I don't really play Civ 5. Is a culture bomb sort of like using a Great Artist to pump out +4k culture points in Civ 4?

Yeah, you basically take a great general and you have it move to a tile adjacent to your borders and build a citadel tile improvement. All of the tiles around the citadel flip to your control.

You can take territory from your neighbors this way. Although you can't take cities, you can take every tile around them. This pretty much guarantees a nasty war.
 
Actually, it started as Mexican civil war in 1834, with the states divided between federalists* adhering to the constitution of 1824 and centrallists supporting a stronger national government and Santa Anna's internal coup of abrogating the constitution and dismissing the congress. By 1836 Santa Anna Had smashed the other state on Coahuila y Tejas's side(the federalists), the last two being Zacetecas and the Coahuila part of Coahuila yTejas (the two areas had been combined as a state a few years earlier, after starting as separate territories).

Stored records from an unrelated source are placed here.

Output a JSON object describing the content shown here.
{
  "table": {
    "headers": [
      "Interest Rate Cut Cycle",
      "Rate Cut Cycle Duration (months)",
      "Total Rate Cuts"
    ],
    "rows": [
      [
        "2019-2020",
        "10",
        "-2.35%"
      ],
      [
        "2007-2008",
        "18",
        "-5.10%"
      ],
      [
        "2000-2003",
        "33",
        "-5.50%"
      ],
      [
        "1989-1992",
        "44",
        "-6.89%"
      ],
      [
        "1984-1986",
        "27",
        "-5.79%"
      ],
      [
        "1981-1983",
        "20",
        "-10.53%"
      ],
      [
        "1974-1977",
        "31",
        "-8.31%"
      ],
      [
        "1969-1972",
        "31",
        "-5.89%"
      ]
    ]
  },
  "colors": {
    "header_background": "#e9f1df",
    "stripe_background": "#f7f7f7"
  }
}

The remaining federalists in Texas had the choice of giving up or declaring independence, with more recent arrivals of course favoring independence. So it is more like a civil war split, with the USA picking up the surviving splitter a decade later.

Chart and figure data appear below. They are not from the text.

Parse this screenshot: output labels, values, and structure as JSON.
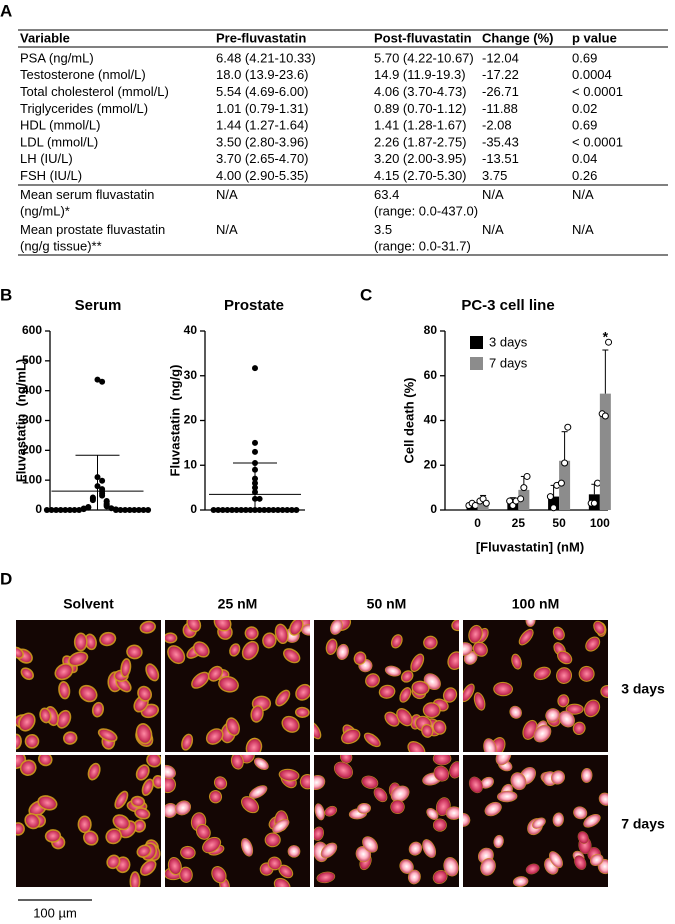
{
  "panel_labels": [
    "A",
    "B",
    "C",
    "D"
  ],
  "table": {
    "header": [
      "Variable",
      "Pre-fluvastatin",
      "Post-fluvastatin",
      "Change (%)",
      "p value"
    ],
    "rows": [
      [
        "PSA (ng/mL)",
        "6.48 (4.21-10.33)",
        "5.70 (4.22-10.67)",
        "-12.04",
        "0.69"
      ],
      [
        "Testosterone (nmol/L)",
        "18.0 (13.9-23.6)",
        "14.9 (11.9-19.3)",
        "-17.22",
        "0.0004"
      ],
      [
        "Total cholesterol (mmol/L)",
        "5.54 (4.69-6.00)",
        "4.06 (3.70-4.73)",
        "-26.71",
        "< 0.0001"
      ],
      [
        "Triglycerides (mmol/L)",
        "1.01 (0.79-1.31)",
        "0.89 (0.70-1.12)",
        "-11.88",
        "0.02"
      ],
      [
        "HDL (mmol/L)",
        "1.44 (1.27-1.64)",
        "1.41 (1.28-1.67)",
        "-2.08",
        "0.69"
      ],
      [
        "LDL (mmol/L)",
        "3.50 (2.80-3.96)",
        "2.26 (1.87-2.75)",
        "-35.43",
        "< 0.0001"
      ],
      [
        "LH (IU/L)",
        "3.70 (2.65-4.70)",
        "3.20 (2.00-3.95)",
        "-13.51",
        "0.04"
      ],
      [
        "FSH (IU/L)",
        "4.00 (2.90-5.35)",
        "4.15 (2.70-5.30)",
        "3.75",
        "0.26"
      ],
      [
        [
          "Mean serum fluvastatin",
          "(ng/mL)*"
        ],
        "N/A",
        [
          "63.4",
          "(range: 0.0-437.0)"
        ],
        "N/A",
        "N/A"
      ],
      [
        [
          "Mean prostate fluvastatin",
          "(ng/g tissue)**"
        ],
        "N/A",
        [
          "3.5",
          "(range: 0.0-31.7)"
        ],
        "N/A",
        "N/A"
      ]
    ]
  },
  "chart_data": [
    {
      "type": "dot",
      "title": "Serum",
      "y_label": "Fluvastatin  (ng/mL)",
      "ylim": [
        0,
        600
      ],
      "yticks": [
        0,
        100,
        200,
        300,
        400,
        500,
        600
      ],
      "color": "#000000",
      "values": [
        437,
        430,
        110,
        98,
        80,
        70,
        62,
        55,
        48,
        42,
        38,
        33,
        30,
        28,
        22,
        18,
        15,
        12,
        10,
        8,
        6,
        5,
        3,
        2,
        0,
        0,
        0,
        0,
        0,
        0,
        0,
        0,
        0,
        0,
        0,
        0,
        0,
        0,
        0,
        0
      ],
      "mean": 63.4,
      "sd": 120
    },
    {
      "type": "dot",
      "title": "Prostate",
      "y_label": "Fluvastatin  (ng/g)",
      "ylim": [
        0,
        40
      ],
      "yticks": [
        0,
        10,
        20,
        30,
        40
      ],
      "color": "#000000",
      "values": [
        31.7,
        15,
        13,
        10.5,
        9,
        7,
        6,
        5,
        4,
        2.5,
        2.5,
        0,
        0,
        0,
        0,
        0,
        0,
        0,
        0,
        0,
        0,
        0,
        0,
        0,
        0,
        0,
        0,
        0,
        0,
        0
      ],
      "mean": 3.5,
      "sd": 7
    },
    {
      "type": "bar",
      "title": "PC-3 cell line",
      "x_label": "[Fluvastatin] (nM)",
      "y_label": "Cell death (%)",
      "categories": [
        "0",
        "25",
        "50",
        "100"
      ],
      "ylim": [
        0,
        80
      ],
      "yticks": [
        0,
        20,
        40,
        60,
        80
      ],
      "legend": "upper left",
      "annotation": "*",
      "series": [
        {
          "name": "3 days",
          "color": "#000000",
          "values": [
            2.5,
            3.5,
            6,
            7
          ],
          "errors": [
            1,
            2,
            5,
            4.5
          ],
          "points": [
            [
              2,
              3,
              2
            ],
            [
              4,
              2,
              4
            ],
            [
              6,
              1,
              11
            ],
            [
              3,
              3,
              12
            ]
          ]
        },
        {
          "name": "7 days",
          "color": "#8c8c8c",
          "values": [
            4.5,
            9,
            22,
            52
          ],
          "errors": [
            2,
            6,
            13,
            19.5
          ],
          "points": [
            [
              4,
              5,
              3
            ],
            [
              5,
              10,
              15
            ],
            [
              12,
              21,
              37
            ],
            [
              43,
              42,
              75
            ]
          ]
        }
      ]
    }
  ],
  "panel_d": {
    "columns": [
      "Solvent",
      "25 nM",
      "50 nM",
      "100 nM"
    ],
    "rows": [
      "3 days",
      "7 days"
    ],
    "scale_bar": "100 µm"
  }
}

*opposing Santa Anna were: Coahuila y Tejas, San Luis Potosí, Querétaro, Durango, Guanajuato, Michoacán, Yucatán, Jalisco, Nuevo León, Tamaulipas, Yucatan and Zacatecas.
 
Actually, it started as Mexican civil war in 1834, with the states divided between federalists* adhering to the constitution of 1824 and centrallists supporting a stronger national government and Santa Anna's internal coup of abrogating the constitution and dismissing the congress. By 1836 Santa Anna Had smashed the other state on Coahuila y Tejas's side(the federalists), the last two being Zacetecas and the Coahuila part of Coahuila yTejas (the two areas had been combined as a state a few years earlier, after starting as separate territories). The remaining federalists in Texas had the choice of giving up or declaring independence, with more recent arrivals of course favoring independence. So it is more like a civil war split, with the USA picking up the surviving splitter a decade later.

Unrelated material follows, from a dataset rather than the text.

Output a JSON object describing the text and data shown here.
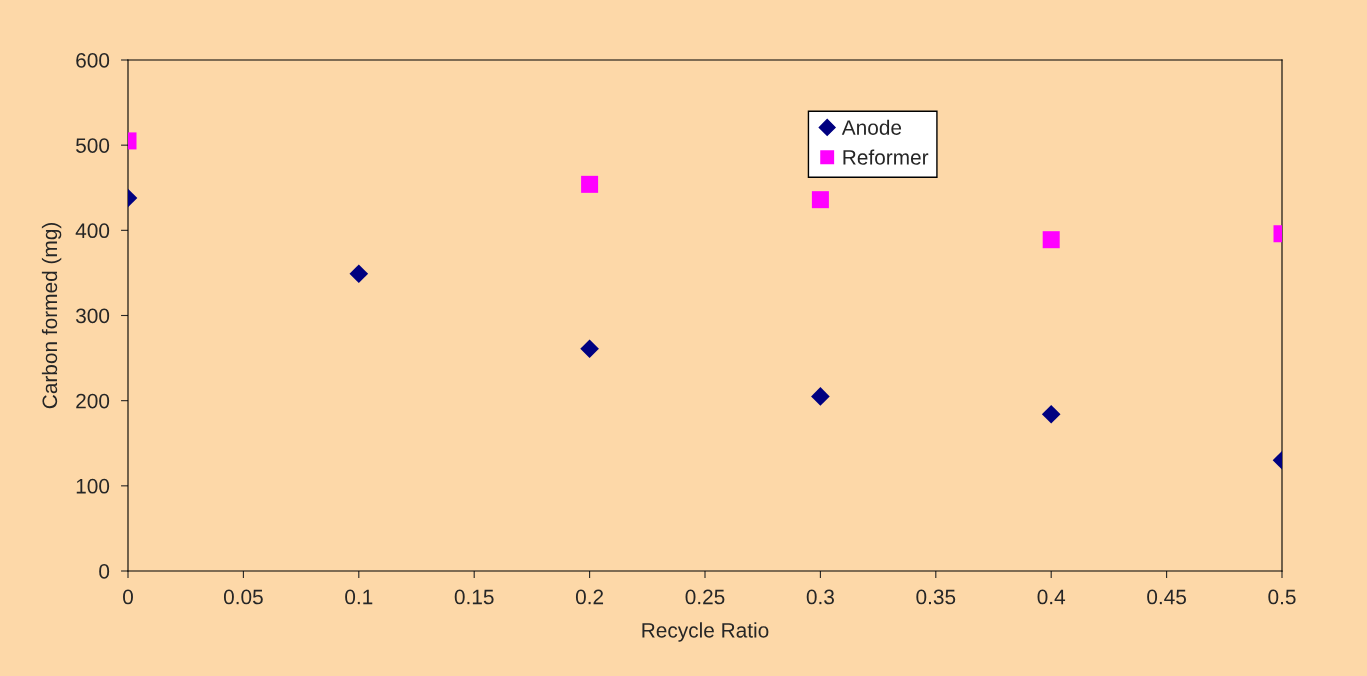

*opposing Santa Anna were: Coahuila y Tejas, San Luis Potosí, Querétaro, Durango, Guanajuato, Michoacán, Yucatán, Jalisco, Nuevo León, Tamaulipas, Yucatan and Zacatecas.
Man, I miss the civil wars from Civ II. You could play the WWII scenario as the Neutrals and end up splitting the Russians, Axis and Allies.
 
More of an infiltration. Culture bombs do occur occasionally, as when Nicomedus IV willed Bithynia to Rome
 
Cultural expansion is an invented game mechanic included in the game to represent the gradual absorption of surrounding cultures by a dominant culture or population or ethnic group or what have you. The Texas example can probably be called a real life culture bomb in this sense, but as others have pointed out this is a gross simplification that's not adequate when you actually look into it.
 
Keywords:

The remaining federalists in Texas had the choice of giving up or declaring independence, with more recent arrivals of course favoring independence. So it is more like a civil war split, with the USA picking up the surviving splitter a decade later.

Edit:
It was a civil war that we took advantage of. But I'm just saying that for (American-born) Texans, a big part of the reason to split and fight a civil war were the differences they had with Mexico as a result of coming from the US originally. That's a culture bomb in my opinion.

OT - were areas like California, New mexico, etc. orginally Mexican states like say, Chihuahua, or were they more like unicorporated territories?
 
Keywords:OT - were areas like California, New mexico, etc. orginally Mexican states like say, Chihuahua, or were they more like unicorporated territories?

California and NM were one autonomous territory (Alta California). Texas was part of Coahuila which was a state.